Sunday, October 18, 2009

CBOE Takeover May Have to Wait for Settlement of Ownership Suit

Oct. 18 (Bloomberg) -- The Chicago Board Options Exchange will probably have to resolve legal challenges to its ownership structure before being sold, analysts said.

CME Group Inc., the world’s largest futures market, is “putting out feelers” about buying CBOE, a takeover that would give it the biggest share of trading in listed U.S. options, Crain’s Chicago said, citing people familiar with the discussions who it didn’t identify. A purchase may depend on CME’s Chicago Board of Trade resolving a lawsuit over how big a claim its members have on CBOE seats, analysts said.

“It’s a bit surprising to me because the ownership is still unclear,” said Richard Repetto, an analyst with Sandler O’Neill & Partners LP in New York. “It’s like buying a house where there’s still some minor repairs.”

Options trading is heading for a record year and has more than quadrupled since 2002 as investors seek to hedge equity holdings and amplify returns. CME cemented its hold on futures in the past three years with the purchase of CBOT and the New York Mercantile Exchange.

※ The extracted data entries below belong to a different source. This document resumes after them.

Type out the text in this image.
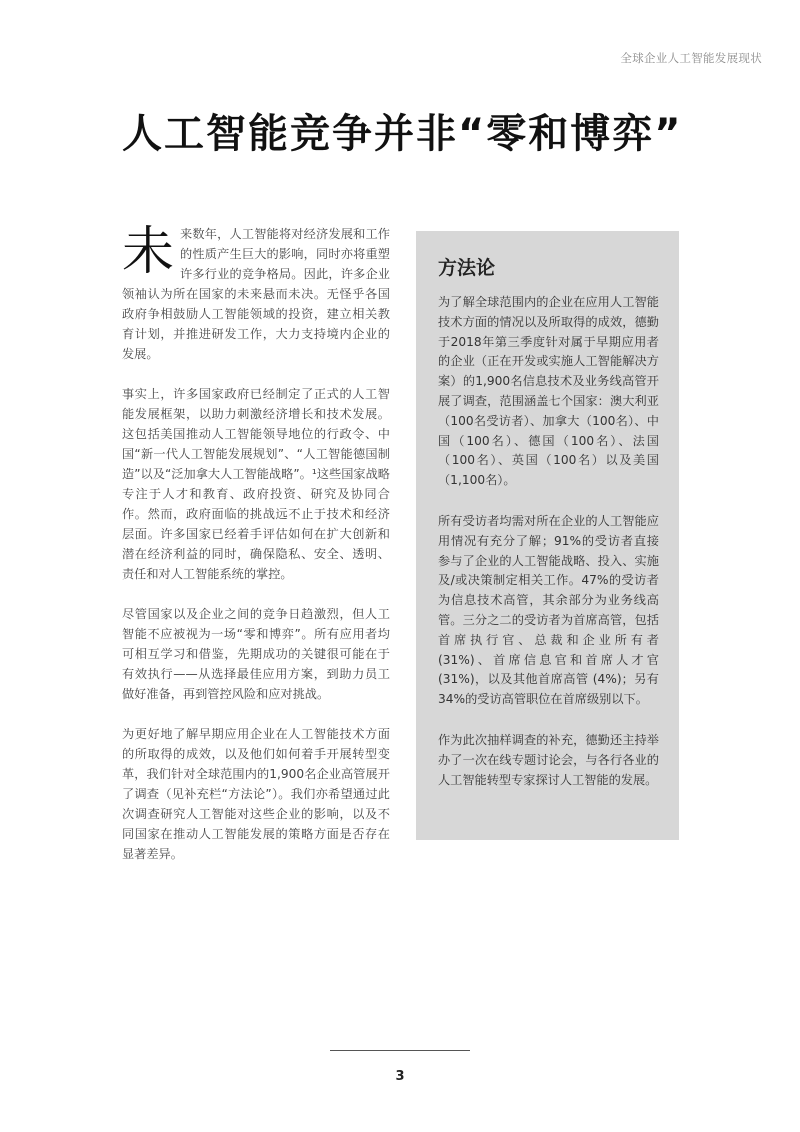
全球企业人工智能发展现状
人工智能竞争并非“零和博弈”

未来数年，人工智能将对经济发展和工作的性质产生巨大的影响，同时亦将重塑许多行业的竞争格局。因此，许多企业领袖认为所在国家的未来悬而未决。无怪乎各国政府争相鼓励人工智能领域的投资，建立相关教育计划，并推进研发工作，大力支持境内企业的发展。

事实上，许多国家政府已经制定了正式的人工智能发展框架，以助力刺激经济增长和技术发展。这包括美国推动人工智能领导地位的行政令、中国“新一代人工智能发展规划”、“人工智能德国制造”以及“泛加拿大人工智能战略”。¹这些国家战略专注于人才和教育、政府投资、研究及协同合作。然而，政府面临的挑战远不止于技术和经济层面。许多国家已经着手评估如何在扩大创新和潜在经济利益的同时，确保隐私、安全、透明、责任和对人工智能系统的掌控。

尽管国家以及企业之间的竞争日趋激烈，但人工智能不应被视为一场“零和博弈”。所有应用者均可相互学习和借鉴，先期成功的关键很可能在于有效执行——从选择最佳应用方案，到助力员工做好准备，再到管控风险和应对挑战。

为更好地了解早期应用企业在人工智能技术方面的所取得的成效，以及他们如何着手开展转型变革，我们针对全球范围内的1,900名企业高管展开了调查（见补充栏“方法论”）。我们亦希望通过此次调查研究人工智能对这些企业的影响，以及不同国家在推动人工智能发展的策略方面是否存在显著差异。

方法论

为了解全球范围内的企业在应用人工智能技术方面的情况以及所取得的成效，德勤于2018年第三季度针对属于早期应用者的企业（正在开发或实施人工智能解决方案）的1,900名信息技术及业务线高管开展了调查，范围涵盖七个国家：澳大利亚（100名受访者）、加拿大（100名）、中国（100名）、德国（100名）、法国（100名）、英国（100名）以及美国（1,100名）。

所有受访者均需对所在企业的人工智能应用情况有充分了解；91%的受访者直接参与了企业的人工智能战略、投入、实施及/或决策制定相关工作。47%的受访者为信息技术高管，其余部分为业务线高管。三分之二的受访者为首席高管，包括首席执行官、总裁和企业所有者 (31%)、首席信息官和首席人才官 (31%)，以及其他首席高管 (4%)；另有34%的受访高管职位在首席级别以下。

作为此次抽样调查的补充，德勤还主持举办了一次在线专题讨论会，与各行各业的人工智能转型专家探讨人工智能的发展。

3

Allan Schoenberg, a spokesman for Chicago-based CME, said the company doesn’t discuss speculation. Carol Kennedy, a spokeswoman for CBOE, declined to comment. There is no formal bid, and negotiations are on hold until after Oct. 21, the deadline for filing appeals in the lawsuit, Crain’s said.

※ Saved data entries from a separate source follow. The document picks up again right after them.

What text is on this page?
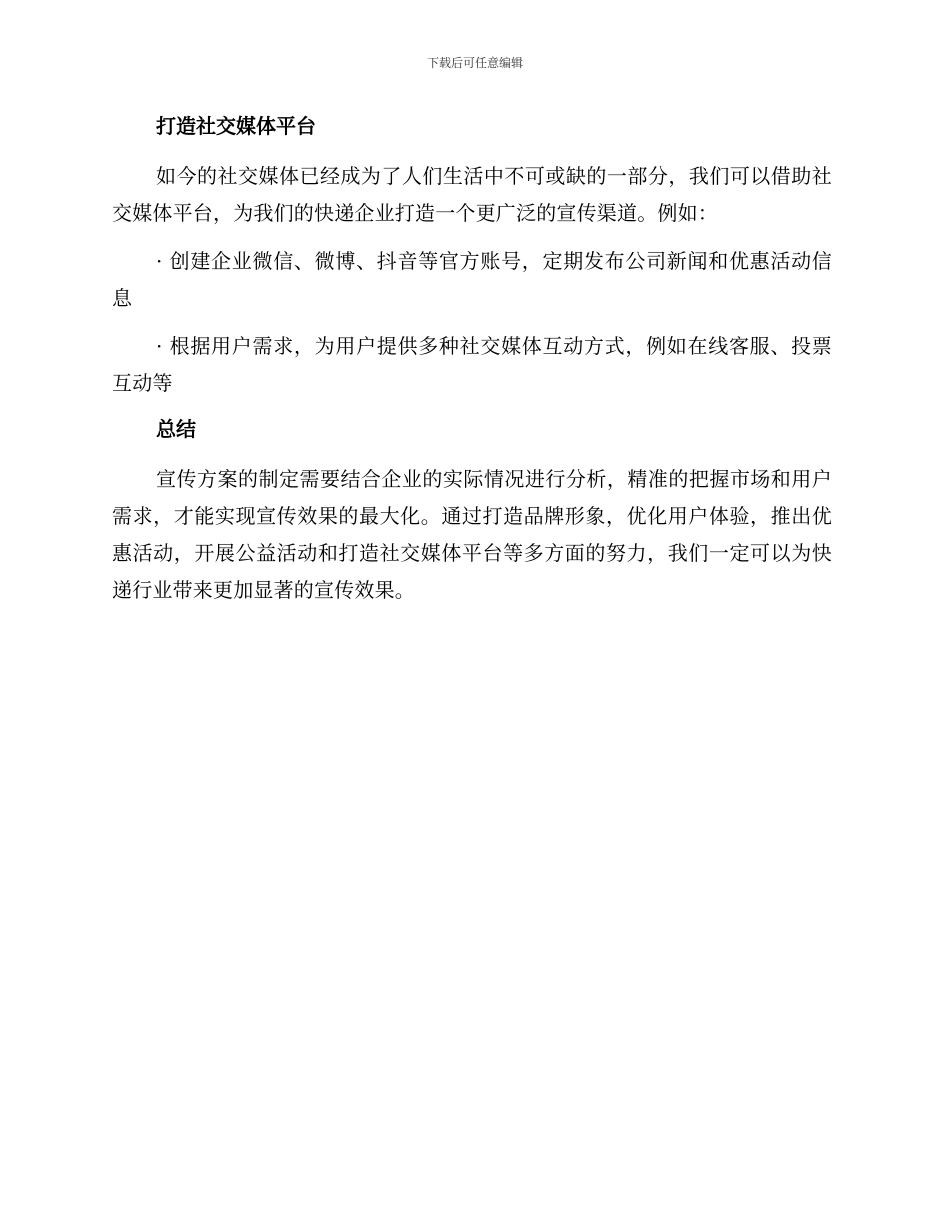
下载后可任意编辑
打造社交媒体平台

如今的社交媒体已经成为了人们生活中不可或缺的一部分，我们可以借助社交媒体平台，为我们的快递企业打造一个更广泛的宣传渠道。例如：

· 创建企业微信、微博、抖音等官方账号，定期发布公司新闻和优惠活动信息

· 根据用户需求，为用户提供多种社交媒体互动方式，例如在线客服、投票互动等

总结

宣传方案的制定需要结合企业的实际情况进行分析，精准的把握市场和用户需求，才能实现宣传效果的最大化。通过打造品牌形象，优化用户体验，推出优惠活动，开展公益活动和打造社交媒体平台等多方面的努力，我们一定可以为快递行业带来更加显著的宣传效果。
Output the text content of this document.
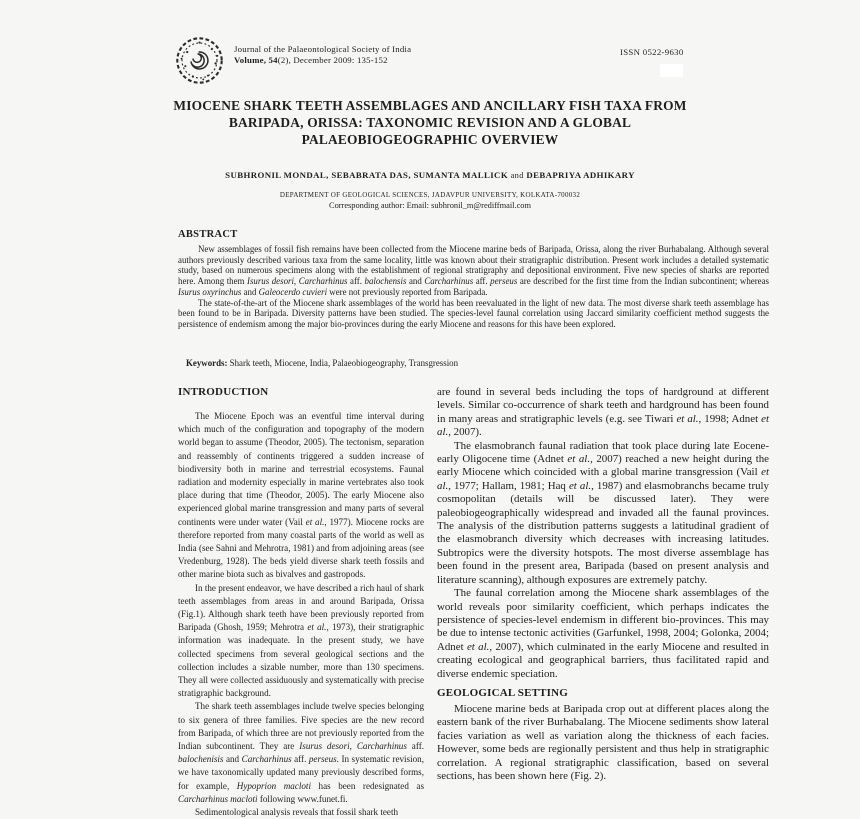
Journal of the Palaeontological Society of India
Volume, 54(2), December 2009: 135-152
ISSN 0522-9630
MIOCENE SHARK TEETH ASSEMBLAGES AND ANCILLARY FISH TAXA FROM
BARIPADA, ORISSA: TAXONOMIC REVISION AND A GLOBAL
PALAEOBIOGEOGRAPHIC OVERVIEW
SUBHRONIL MONDAL, SEBABRATA DAS, SUMANTA MALLICK and DEBAPRIYA ADHIKARY
DEPARTMENT OF GEOLOGICAL SCIENCES, JADAVPUR UNIVERSITY, KOLKATA-700032
Corresponding author: Email: subhronil_m@rediffmail.com
ABSTRACT

New assemblages of fossil fish remains have been collected from the Miocene marine beds of Baripada, Orissa, along the river Burhabalang. Although several authors previously described various taxa from the same locality, little was known about their stratigraphic distribution. Present work includes a detailed systematic study, based on numerous specimens along with the establishment of regional stratigraphy and depositional environment. Five new species of sharks are reported here. Among them Isurus desori, Carcharhinus aff. balochensis and Carcharhinus aff. perseus are described for the first time from the Indian subcontinent; whereas Isurus oxyrinchus and Galeocerdo cuvieri were not previously reported from Baripada.

The state-of-the-art of the Miocene shark assemblages of the world has been reevaluated in the light of new data. The most diverse shark teeth assemblage has been found to be in Baripada. Diversity patterns have been studied. The species-level faunal correlation using Jaccard similarity coefficient method suggests the persistence of endemism among the major bio-provinces during the early Miocene and reasons for this have been explored.

Keywords: Shark teeth, Miocene, India, Palaeobiogeography, Transgression
INTRODUCTION

The Miocene Epoch was an eventful time interval during which much of the configuration and topography of the modern world began to assume (Theodor, 2005). The tectonism, separation and reassembly of continents triggered a sudden increase of biodiversity both in marine and terrestrial ecosystems. Faunal radiation and modernity especially in marine vertebrates also took place during that time (Theodor, 2005). The early Miocene also experienced global marine transgression and many parts of several continents were under water (Vail et al., 1977). Miocene rocks are therefore reported from many coastal parts of the world as well as India (see Sahni and Mehrotra, 1981) and from adjoining areas (see Vredenburg, 1928). The beds yield diverse shark teeth fossils and other marine biota such as bivalves and gastropods.

In the present endeavor, we have described a rich haul of shark teeth assemblages from areas in and around Baripada, Orissa (Fig.1). Although shark teeth have been previously reported from Baripada (Ghosh, 1959; Mehrotra et al., 1973), their stratigraphic information was inadequate. In the present study, we have collected specimens from several geological sections and the collection includes a sizable number, more than 130 specimens. They all were collected assiduously and systematically with precise stratigraphic background.

The shark teeth assemblages include twelve species belonging to six genera of three families. Five species are the new record from Baripada, of which three are not previously reported from the Indian subcontinent. They are Isurus desori, Carcharhinus aff. balochenisis and Carcharhinus aff. perseus. In systematic revision, we have taxonomically updated many previously described forms, for example, Hypoprion macloti has been redesignated as Carcharhinus macloti following www.funet.fi.

Sedimentological analysis reveals that fossil shark teeth

are found in several beds including the tops of hardground at different levels. Similar co-occurrence of shark teeth and hardground has been found in many areas and stratigraphic levels (e.g. see Tiwari et al., 1998; Adnet et al., 2007).

The elasmobranch faunal radiation that took place during late Eocene-early Oligocene time (Adnet et al., 2007) reached a new height during the early Miocene which coincided with a global marine transgression (Vail et al., 1977; Hallam, 1981; Haq et al., 1987) and elasmobranchs became truly cosmopolitan (details will be discussed later). They were paleobiogeographically widespread and invaded all the faunal provinces. The analysis of the distribution patterns suggests a latitudinal gradient of the elasmobranch diversity which decreases with increasing latitudes. Subtropics were the diversity hotspots. The most diverse assemblage has been found in the present area, Baripada (based on present analysis and literature scanning), although exposures are extremely patchy.

The faunal correlation among the Miocene shark assemblages of the world reveals poor similarity coefficient, which perhaps indicates the persistence of species-level endemism in different bio-provinces. This may be due to intense tectonic activities (Garfunkel, 1998, 2004; Golonka, 2004; Adnet et al., 2007), which culminated in the early Miocene and resulted in creating ecological and geographical barriers, thus facilitated rapid and diverse endemic speciation.

GEOLOGICAL SETTING

Miocene marine beds at Baripada crop out at different places along the eastern bank of the river Burhabalang. The Miocene sediments show lateral facies variation as well as variation along the thickness of each facies. However, some beds are regionally persistent and thus help in stratigraphic correlation. A regional stratigraphic classification, based on several sections, has been shown here (Fig. 2).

CBOE handled 31.4 percent of the equity and index option orders on all seven U.S. exchanges last month, followed by International Securities Exchange with 24.9 percent, according to Chicago-based Options Clearing Corp., which settles all trading of exchange-listed contracts. ISE of New York is owned by Frankfurt-based Eurex AG, Europe’s largest futures exchange.

Index Options

Excluding options linked to indexes, ISE was the largest U.S. equity derivatives market in September, with 29.1 percent of the business in contracts tied to stocks and exchange-traded funds. CBOE, which had 28.7 percent, gets a boost in the total options market because of exclusive listings for contracts tied to the Standard & Poor’s 500 Index and the VIX, as the CBOE Volatility Index is known.

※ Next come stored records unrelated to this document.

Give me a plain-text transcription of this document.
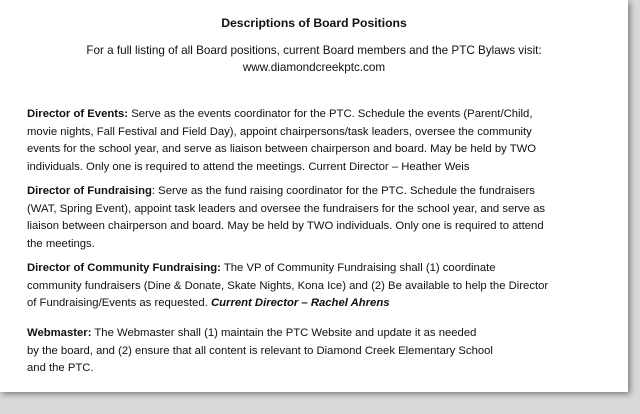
Descriptions of Board Positions
For a full listing of all Board positions, current Board members and the PTC Bylaws visit:
www.diamondcreekptc.com
Director of Events: Serve as the events coordinator for the PTC. Schedule the events (Parent/Child,
movie nights, Fall Festival and Field Day), appoint chairpersons/task leaders, oversee the community
events for the school year, and serve as liaison between chairperson and board. May be held by TWO
individuals. Only one is required to attend the meetings. Current Director – Heather Weis
Director of Fundraising: Serve as the fund raising coordinator for the PTC. Schedule the fundraisers
(WAT, Spring Event), appoint task leaders and oversee the fundraisers for the school year, and serve as
liaison between chairperson and board. May be held by TWO individuals. Only one is required to attend
the meetings.
Director of Community Fundraising: The VP of Community Fundraising shall (1) coordinate
community fundraisers (Dine & Donate, Skate Nights, Kona Ice) and (2) Be available to help the Director
of Fundraising/Events as requested. Current Director – Rachel Ahrens
Webmaster: The Webmaster shall (1) maintain the PTC Website and update it as needed
by the board, and (2) ensure that all content is relevant to Diamond Creek Elementary School
and the PTC.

S&P 500 options are the fourth most-traded in the U.S., accounting for 4.2 percent of transactions during the first nine months of this year, according to OCC data.

An acquisition would value CBOE at as much as $5 billion, Crain’s reported. A bid may value each CBOE seat at about $4 million, a 50 percent premium, according to Crain’s.

The CBOE reached agreement on membership eligibility on Aug. 20 with CME’s CBOT that prevents further legal claims after the derivatives market becomes a public company.

$300 Million in Cash

Once shareholders and the Delaware Chancery Court approve the agreement, no one else will be eligible for membership and lawsuits will be dropped, CME said in a statement. Former members of the CBOT are to receive $300 million in cash and an 18 percent stake under terms announced June 2.

A group of former CBOT members sued CBOE in 2006, claiming they’re entitled to swap CBOE trading rights that date to 1973 into shares of the options exchange. The CBOE claimed CBOT’s sale in 2007 eliminated the members’ ownership claims.

CBOE Chairman Bill Brodsky said last month that the firm expects to demutualize, or exchange stock for its members’ ownership interests, by the end of the first quarter after settling the CME lawsuit.

CME’s net income rose 8.7 percent in 2008, down from growth between 25 percent and 80 percent during the prior six years, Bloomberg data show. Analysts estimate a 22 percent increase to $867 million this year, according to the average forecast in a Bloomberg survey. Its shares have gained 50 percent in 2009.